Carta maior, 20/11/2013
A Constituição e o dia da consciência negra
César Augusto Baldi (*)
Tem se tornado comum divulgar, em redes sociais, afirmação, que teria sido dada por Morgan Freeman, de que não é necessário um dia da consciência branca, negra, amarela, parda, etc., mas sim uma dia da consciência humana. Seguindo um pouco por essa linha, outros sugerem que a escolha de legisladores de fixar essa data comemorativa teria algo de inconstitucional, pois implicaria estabelecer desigualdade de tratamento entre cidadãos, privilegiando uns em detrimento de outros.
Para avaliar essas afirmações, penso eu, é preciso considerar ao menos cinco pontos.
Primeiro: elas próprias escondem um processo intenso de racialização presente na “descoberta” das Américas e que se mantém mesmo após os processos de independência e as revoltas anticoloniais. É o que Aníbal Quijano tem denominado de fim do colonialismo político com a manutenção da colonialidade do poder.

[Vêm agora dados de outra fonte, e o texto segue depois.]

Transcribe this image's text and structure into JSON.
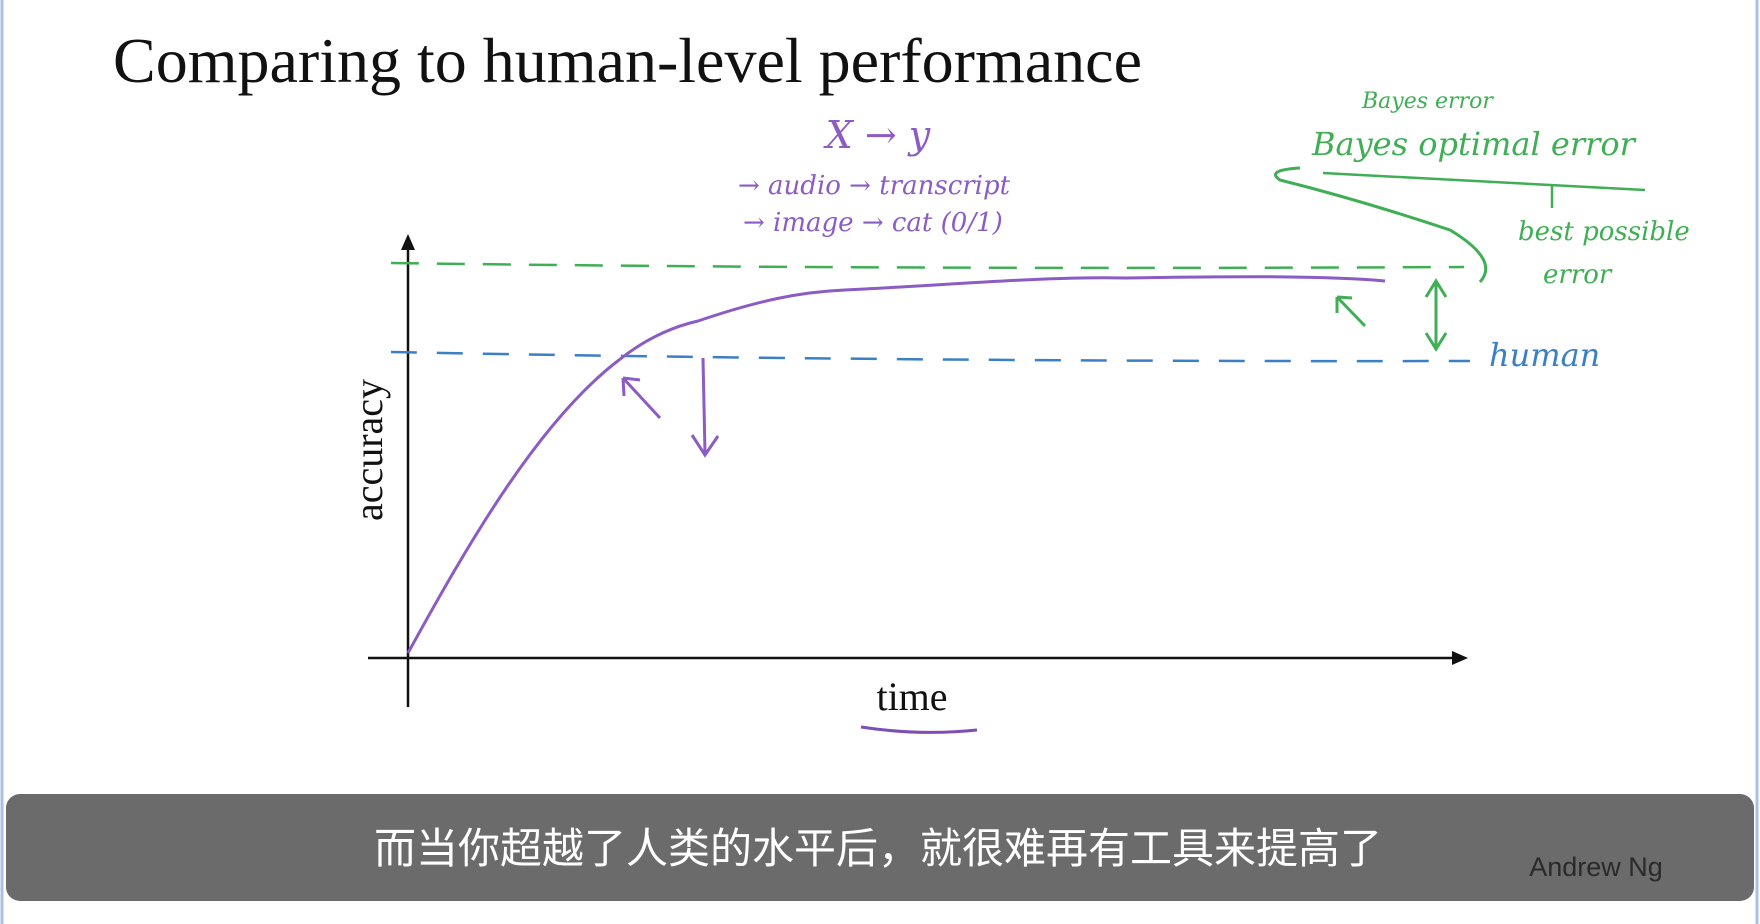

A emergência da ideia de “Europa” e de “ocidente” é a admissão de “diferenças com outras culturas”, mas “admitidas antes de tudo como desigualdades, no sentido hierárquico”: percebidas como desigualdades de natureza, pois somente a cultura europeia é racional e pode conter “sujeitos”, sendo as demais não racionais. Desta forma, as “outras culturas são diferentes no sentido de ser desiguais, na verdade inferiores, por natureza” e, pois, “só podem ser 'objetos' de conhecimento ou de práticas de dominação”.
De fato, para ele, desde o começo mesmo da América, “os futuros europeus associaram o trabalho não pago ou não assalariado com as raças dominadas, porque eram raças inferiores”, de modo que “a inferioridade racial dos colonizados implicava que não eram dignos do pagamento de salário” e “o menor salário das raças inferiores por igual trabalho aos dos brancos, nos atuais centros capitalistas, não podia ser, tampouco, explicado à margem da classificação social racista da população do mundo.” O processo de racialização, portanto, ao contrário de se extinguir com as revoltas contra as metrópoles ou mesmo com a abolição da escravatura, manteve-se de forma permanente, ainda que sob novas formas.

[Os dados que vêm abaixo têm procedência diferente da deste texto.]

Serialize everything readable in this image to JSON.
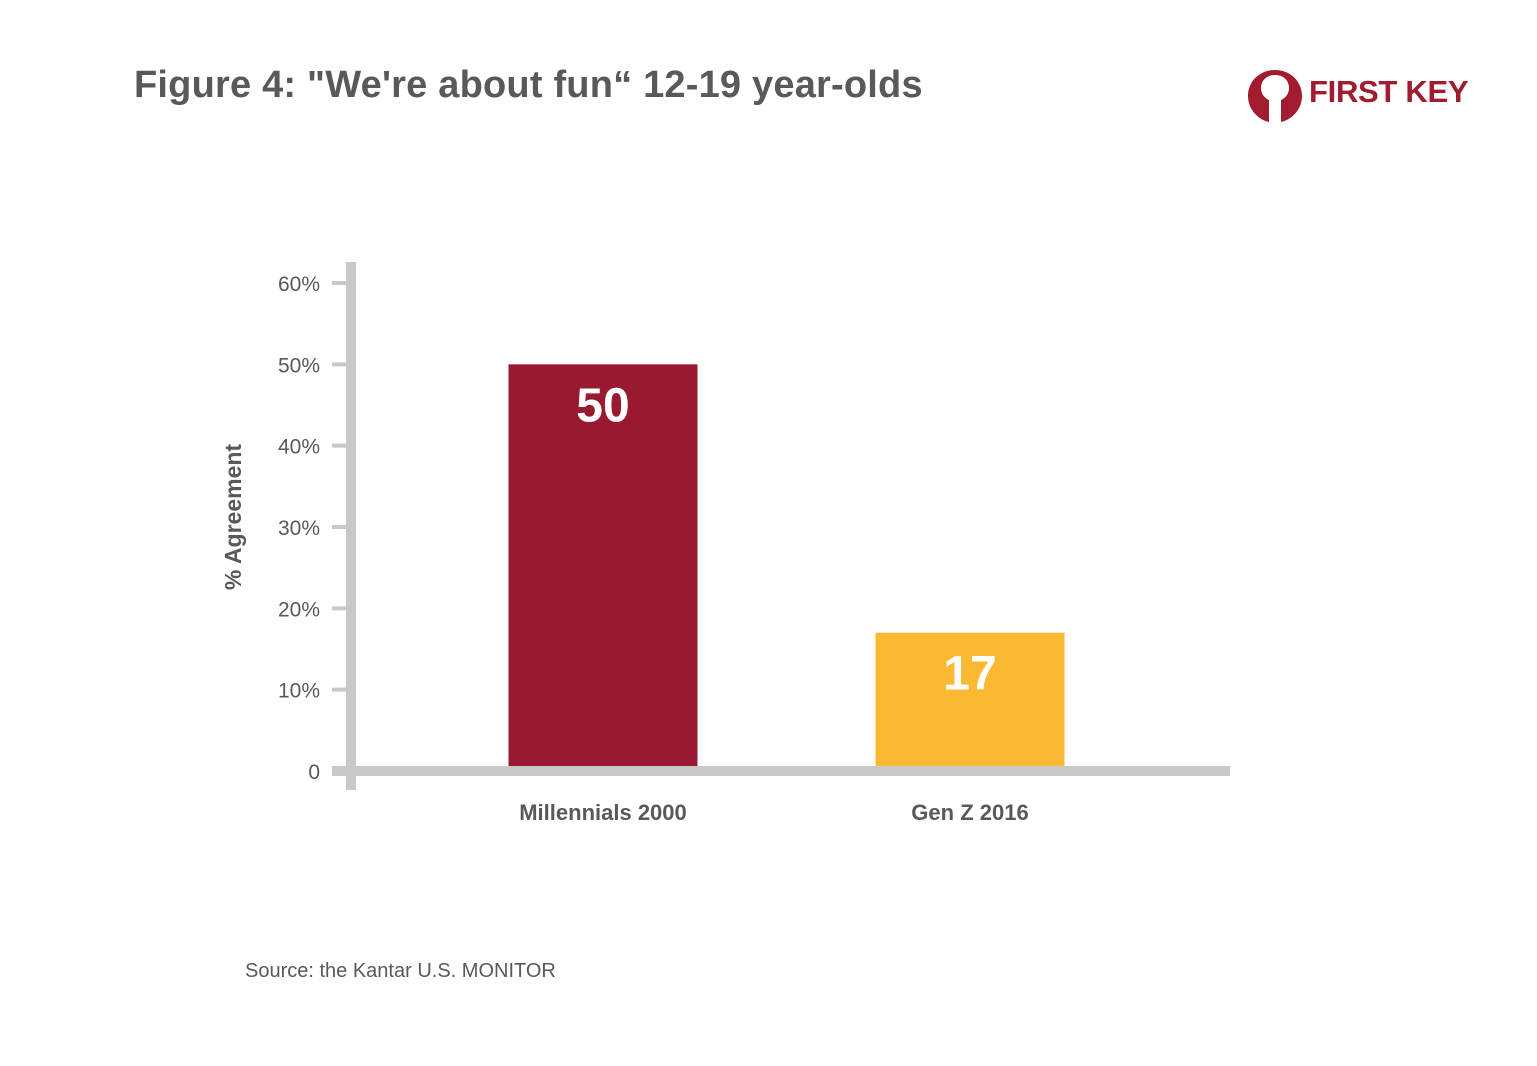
{
  "title": "Figure 4: \"We're about fun“ 12-19 year-olds",
  "logo": {
    "text": "FIRST KEY",
    "color": "#a01c2e"
  },
  "source": "Source: the Kantar U.S. MONITOR",
  "colors": {
    "axis": "#c8c8c8",
    "text": "#58595b",
    "bar1": "#991a30",
    "bar2": "#fbb832",
    "label": "#ffffff"
  },
  "chart_data": {
    "type": "bar",
    "ylabel": "% Agreement",
    "ylim": [
      0,
      60
    ],
    "yticks": [
      "0",
      "10%",
      "20%",
      "30%",
      "40%",
      "50%",
      "60%"
    ],
    "categories": [
      "Millennials 2000",
      "Gen Z 2016"
    ],
    "values": [
      50,
      17
    ],
    "data_labels": [
      "50",
      "17"
    ],
    "bar_colors": [
      "#991a30",
      "#fbb832"
    ],
    "grid": false
  }
}
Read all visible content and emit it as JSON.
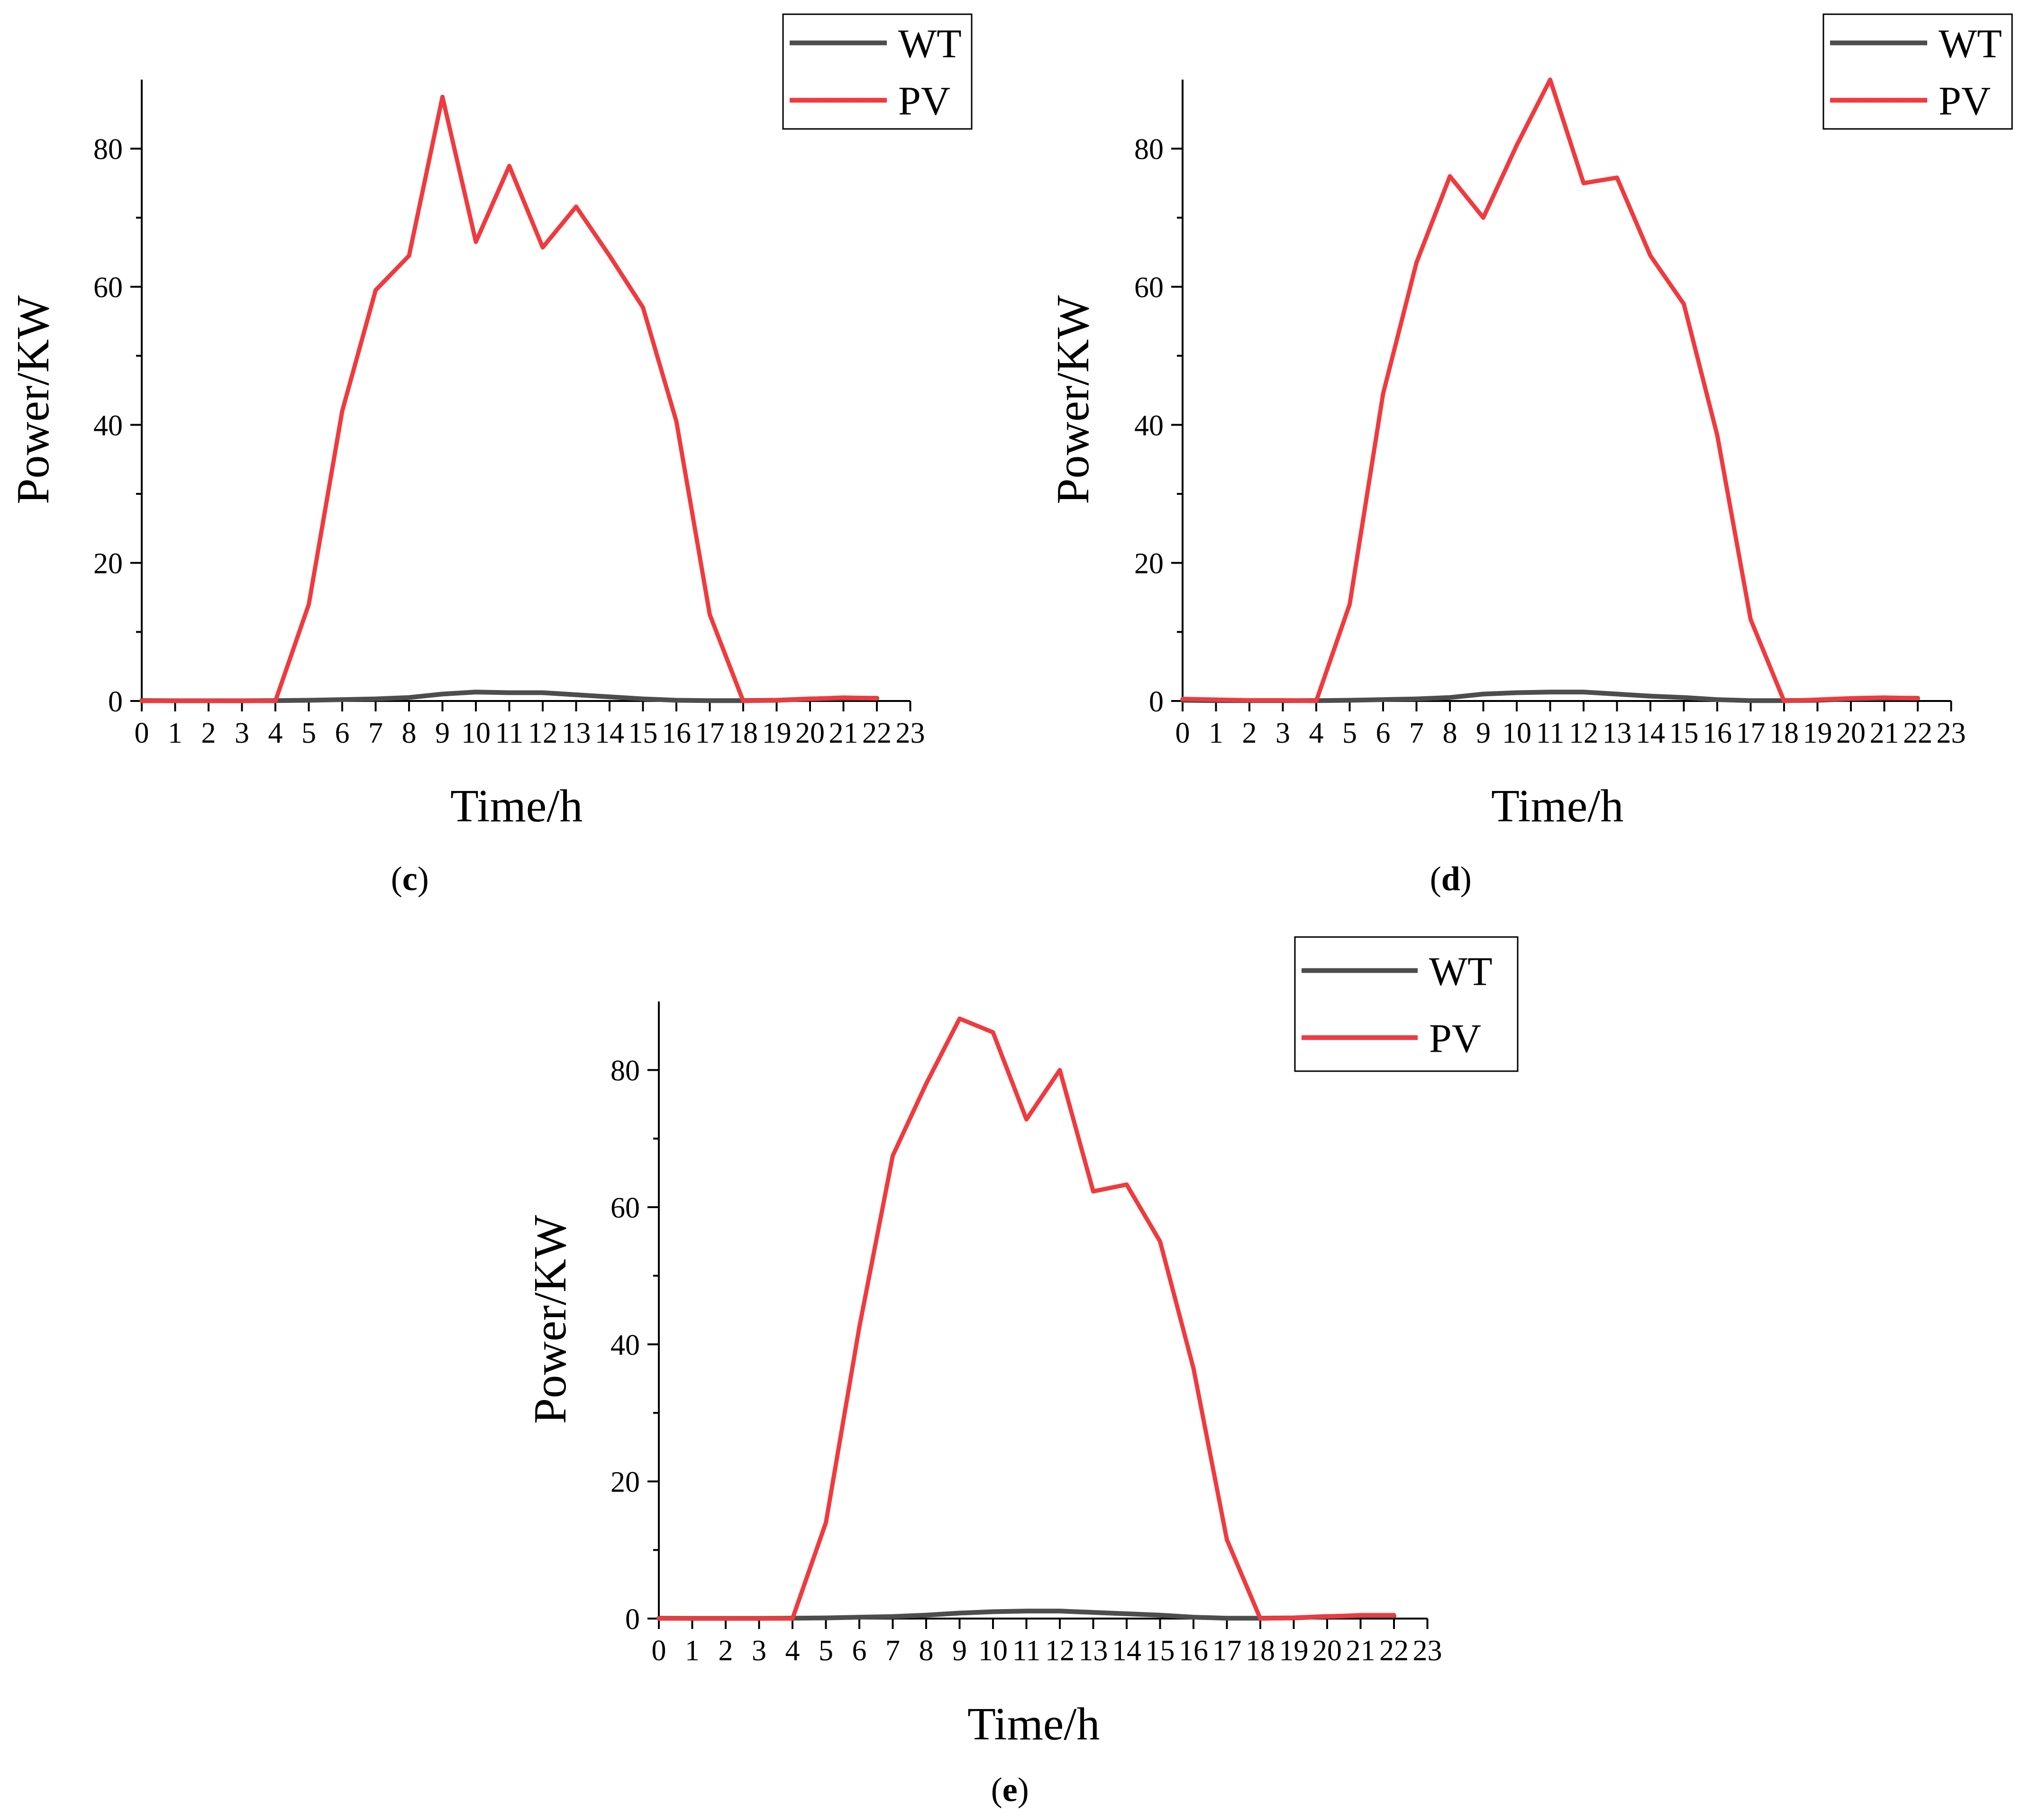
{
  "chart_data": [
    {
      "panel": "c",
      "type": "line",
      "caption": "c",
      "xlabel": "Time/h",
      "ylabel": "Power/KW",
      "x": [
        0,
        1,
        2,
        3,
        4,
        5,
        6,
        7,
        8,
        9,
        10,
        11,
        12,
        13,
        14,
        15,
        16,
        17,
        18,
        19,
        20,
        21,
        22
      ],
      "xticks": [
        "0",
        "1",
        "2",
        "3",
        "4",
        "5",
        "6",
        "7",
        "8",
        "9",
        "10",
        "11",
        "12",
        "13",
        "14",
        "15",
        "16",
        "17",
        "18",
        "19",
        "20",
        "21",
        "22",
        "23"
      ],
      "yticks": [
        "0",
        "20",
        "40",
        "60",
        "80"
      ],
      "xlim": [
        0,
        23
      ],
      "ylim": [
        0,
        90
      ],
      "legend": [
        "WT",
        "PV"
      ],
      "series": [
        {
          "name": "WT",
          "color": "#4d4d4d",
          "values": [
            0.05,
            0.03,
            0.03,
            0.03,
            0.05,
            0.1,
            0.2,
            0.3,
            0.5,
            1.0,
            1.3,
            1.2,
            1.2,
            0.9,
            0.6,
            0.3,
            0.1,
            0.05,
            0.05,
            0.1,
            0.3,
            0.4,
            0.4
          ]
        },
        {
          "name": "PV",
          "color": "#f03a3e",
          "values": [
            0,
            0,
            0,
            0,
            0,
            14,
            42,
            59.5,
            64.5,
            87.5,
            66.5,
            77.5,
            65.7,
            71.6,
            64.5,
            57,
            40.5,
            12.5,
            0,
            0.1,
            0.3,
            0.5,
            0.4
          ]
        }
      ]
    },
    {
      "panel": "d",
      "type": "line",
      "caption": "d",
      "xlabel": "Time/h",
      "ylabel": "Power/KW",
      "x": [
        0,
        1,
        2,
        3,
        4,
        5,
        6,
        7,
        8,
        9,
        10,
        11,
        12,
        13,
        14,
        15,
        16,
        17,
        18,
        19,
        20,
        21,
        22
      ],
      "xticks": [
        "0",
        "1",
        "2",
        "3",
        "4",
        "5",
        "6",
        "7",
        "8",
        "9",
        "10",
        "11",
        "12",
        "13",
        "14",
        "15",
        "16",
        "17",
        "18",
        "19",
        "20",
        "21",
        "22",
        "23"
      ],
      "yticks": [
        "0",
        "20",
        "40",
        "60",
        "80"
      ],
      "xlim": [
        0,
        23
      ],
      "ylim": [
        0,
        90
      ],
      "legend": [
        "WT",
        "PV"
      ],
      "series": [
        {
          "name": "WT",
          "color": "#4d4d4d",
          "values": [
            0.1,
            0.05,
            0.05,
            0.05,
            0.05,
            0.1,
            0.2,
            0.3,
            0.5,
            1.0,
            1.2,
            1.3,
            1.3,
            1.0,
            0.7,
            0.5,
            0.2,
            0.05,
            0.05,
            0.1,
            0.3,
            0.4,
            0.4
          ]
        },
        {
          "name": "PV",
          "color": "#f03a3e",
          "values": [
            0.3,
            0.2,
            0.1,
            0.1,
            0,
            14,
            44.5,
            63.5,
            76,
            70,
            80.5,
            90,
            75,
            75.8,
            64.5,
            57.5,
            38.5,
            11.8,
            0,
            0.2,
            0.4,
            0.5,
            0.4
          ]
        }
      ]
    },
    {
      "panel": "e",
      "type": "line",
      "caption": "e",
      "xlabel": "Time/h",
      "ylabel": "Power/KW",
      "x": [
        0,
        1,
        2,
        3,
        4,
        5,
        6,
        7,
        8,
        9,
        10,
        11,
        12,
        13,
        14,
        15,
        16,
        17,
        18,
        19,
        20,
        21,
        22
      ],
      "xticks": [
        "0",
        "1",
        "2",
        "3",
        "4",
        "5",
        "6",
        "7",
        "8",
        "9",
        "10",
        "11",
        "12",
        "13",
        "14",
        "15",
        "16",
        "17",
        "18",
        "19",
        "20",
        "21",
        "22",
        "23"
      ],
      "yticks": [
        "0",
        "20",
        "40",
        "60",
        "80"
      ],
      "xlim": [
        0,
        23
      ],
      "ylim": [
        0,
        90
      ],
      "legend": [
        "WT",
        "PV"
      ],
      "series": [
        {
          "name": "WT",
          "color": "#4d4d4d",
          "values": [
            0.05,
            0.03,
            0.03,
            0.03,
            0.05,
            0.1,
            0.2,
            0.3,
            0.5,
            0.8,
            1.0,
            1.1,
            1.1,
            0.9,
            0.7,
            0.5,
            0.2,
            0.05,
            0.05,
            0.1,
            0.3,
            0.4,
            0.4
          ]
        },
        {
          "name": "PV",
          "color": "#f03a3e",
          "values": [
            0,
            0,
            0,
            0,
            0,
            14,
            42.5,
            67.5,
            78,
            87.5,
            85.5,
            72.8,
            80,
            62.3,
            63.3,
            55,
            36.5,
            11.5,
            0,
            0.1,
            0.3,
            0.5,
            0.5
          ]
        }
      ]
    }
  ]
}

Segundo: a atual valorização da miscigenação tem operado no sentido de uma “racialização para inclusão cultural”, como salienta Lilian Gomes, ao contrário do período inicial da República, em que ela se deu para “assimilação” – e Gilberto Freyre simboliza, neste aspecto, a manutenção do espaço público para brancos e heterossexuais, deixando o espaço privado e da intimidade para não-brancos. É uma lógica que, no entender de Rita Segato, coautora do primeiro projeto de ações afirmativas para indígenas e negros em universidade pública, ainda não reconhece que, ao contrário de uma “expropriação e canibalização de símbolos negros pela sociedade brasileira em geral”, estamos agora diante de uma “forte presença africana que invadiu e colonizou o espaço cultural branco em processo irreversível”.
Terceiro: medidas inclusivas recentes, como as ações afirmativas nas universidades públicas, iniciadas a partir da reprovação de aluno negro no mestrado de antropologia da UNB, não se fizeram, em momento algum, sem grandes resistências. Não é demais lembrar o longo período de quase dez anos para que o programa pudesse ser considerado constitucional pelo Supremo Tribunal Federal. Ironicamente, acabou por ser o mesmo curso de pós-graduação um dos primeiros a implantar o programa em nível de seleção de mestrado.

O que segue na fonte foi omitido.